O
poder maior
Wanderlino
Arruda
Vivemos
num mundo cheio de poderes, cada qual querendo ser mais poderoso,
mais influente, mais insinuante. Cada poder deseja marcar
presença, ditar normas, ser mais importante. Uns chegam
ao cúmulo de postular a onipotência, igualar-se
ao poder dos poderes, numa tentativa de autodivinização.
E, como quem pode o mais pode o menos, lá vai mando
e mais mando por sobre os que mandam menos ou sobre os que
não mandam nada, principalmente sobre estes, a grande
maioria que só vive para obedecer, quase todos nós
pobres mortais. E o que é mesmo o poder num país
deste que, no fim, ninguém sabe quem manda?
Na Idade Média, quando o mundo parecia ser ou era menor,
pelo menos havia menor população e menor número
de países, o número de poderes era pequeno.
Havia, na verdade, o poder religioso e o poder da nobreza,
algumas vezes matizados pelo poder da universidade, diluído
entre os dois. Onde não estivesse a púrpura
estaria só a obediência, o subjugado, o atrelado
ao carro da força. O povo, o que sobrava, só
tinha direito ao sacrifício, à paciência,
à espera eterna pelo prêmio da eternidade, depois
da morte física, esta que, até certo ponto,
ainda podia ser determinada pelos que dominavam o mando. Antes
da Idade Média ou mesmo depois dela, em muitos casos
ainda era pior, com o poder praticamente absoluto.

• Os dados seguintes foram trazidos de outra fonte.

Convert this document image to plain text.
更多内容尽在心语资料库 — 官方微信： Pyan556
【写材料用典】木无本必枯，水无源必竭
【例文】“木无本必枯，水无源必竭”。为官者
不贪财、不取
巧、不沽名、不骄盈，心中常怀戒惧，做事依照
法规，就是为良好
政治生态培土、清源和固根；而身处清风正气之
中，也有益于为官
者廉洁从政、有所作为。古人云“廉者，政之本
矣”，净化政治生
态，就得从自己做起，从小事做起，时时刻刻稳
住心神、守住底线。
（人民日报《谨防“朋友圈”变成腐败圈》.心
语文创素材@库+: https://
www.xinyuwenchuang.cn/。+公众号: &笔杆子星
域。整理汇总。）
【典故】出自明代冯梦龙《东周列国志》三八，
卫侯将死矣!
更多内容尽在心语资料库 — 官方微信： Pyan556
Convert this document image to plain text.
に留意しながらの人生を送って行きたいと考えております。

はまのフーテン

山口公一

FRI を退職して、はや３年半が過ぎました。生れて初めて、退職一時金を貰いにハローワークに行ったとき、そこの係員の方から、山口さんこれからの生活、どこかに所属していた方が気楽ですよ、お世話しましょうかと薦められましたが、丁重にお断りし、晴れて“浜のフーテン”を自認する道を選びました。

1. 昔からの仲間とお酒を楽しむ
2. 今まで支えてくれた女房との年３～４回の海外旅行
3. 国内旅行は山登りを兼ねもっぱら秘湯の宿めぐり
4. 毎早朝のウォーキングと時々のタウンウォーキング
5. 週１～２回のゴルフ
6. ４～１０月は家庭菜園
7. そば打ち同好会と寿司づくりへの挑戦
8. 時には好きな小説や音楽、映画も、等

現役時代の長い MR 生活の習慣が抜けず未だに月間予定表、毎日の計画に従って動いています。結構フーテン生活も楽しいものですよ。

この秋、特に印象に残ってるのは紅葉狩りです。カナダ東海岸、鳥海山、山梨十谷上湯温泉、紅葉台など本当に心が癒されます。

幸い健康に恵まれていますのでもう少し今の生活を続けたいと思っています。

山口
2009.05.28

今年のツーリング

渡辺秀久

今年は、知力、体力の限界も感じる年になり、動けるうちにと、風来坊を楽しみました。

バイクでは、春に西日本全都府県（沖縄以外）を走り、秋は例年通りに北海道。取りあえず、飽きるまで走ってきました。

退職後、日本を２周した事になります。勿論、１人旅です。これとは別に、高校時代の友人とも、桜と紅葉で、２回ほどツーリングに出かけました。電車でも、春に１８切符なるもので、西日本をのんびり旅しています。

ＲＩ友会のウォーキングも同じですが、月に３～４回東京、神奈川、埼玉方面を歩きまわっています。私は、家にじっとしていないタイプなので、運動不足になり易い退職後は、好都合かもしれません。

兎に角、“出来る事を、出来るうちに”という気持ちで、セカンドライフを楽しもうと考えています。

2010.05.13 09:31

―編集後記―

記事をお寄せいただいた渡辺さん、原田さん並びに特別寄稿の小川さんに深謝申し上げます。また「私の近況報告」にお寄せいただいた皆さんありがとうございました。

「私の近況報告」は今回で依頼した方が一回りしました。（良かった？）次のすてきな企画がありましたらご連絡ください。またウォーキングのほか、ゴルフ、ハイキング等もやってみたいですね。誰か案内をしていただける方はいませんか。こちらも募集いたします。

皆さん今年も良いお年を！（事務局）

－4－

O mundo melhorou, o pensamento deslizou para cérebros
menos poderosos. Irrigado por sangue menos azul e menos bafejado
por unções privilegiadas, o poder intelectual
saído das universidades, distribuído pelos estúdios
de arte ou pelas tipografias ficou mais solto, mais livre,
com certa autonomia. Pensou-se então na fraternidade,
causa tão antiga, mas esquecida; pensou-se na igualdade,
direito tão sonhado, mas sempre deixado em plano fora
de cogitação. A melhora do mundo não
poderia vir senão depois de grandes sacrifícios,
de muito martírio, de pesadas baixas em todas as classes,
inclusive nas sempre dominantes. E o poder foi sendo distribuído,
com vagarosa distribuição.
Veio o poder militar, na medida em que os exércitos
foram sendo organizados, tomando nova consciência de
mando. Veio o poder econômico com o desenvolvimento
dos transportes, da indústria e do comércio,
dos meios de produção, enfim. Veio o poder da
comunicação multiplicado e usado com bons e
maus propósitos, timoneiro da liberdade ou mentor dos
abusos de outros poderes. Apareceu o poder intelectual e mecânico
da ciência, surgiu, como nunca, o poder da cultura através
de todas as artes mais próximas do homem comum. Nunca
se desprezou o poder das leis justas ou injustas, principalmente
depois que o mundo se achatou para receber todo o peso de
uma coação legal que aparece incrivelmente,
de todos os lados. E o poder da tecnologia? Destes nem é
preciso falar...
Como a vida não nos é dada feita, muito ao contrário,
nós é que temos de fazê-la, recriá-la,
segui-la com todo o nosso poder de criatividade, tudo fica
mais difícil, mais sofrido até para os que já
nascem no centro do poder. Considerando-se ainda o poder da
ética, ente invisível, mas dos mais importantes
para a existência normal do homem e da sociedade, a
vida constitui um desafio aos que gostam de viver e viver
bem com sua consciência. Com tanto poder, a anarquia,
na verdade, nunca pôde assumir totalmente seu papel
e, talvez, isso seja até bom, para tristeza de muitos...
O que salva tanto poder é que, querendo ou não
querendo, somos dominados por uma força maior, diretora
de nossos destinos: o poder de Deus.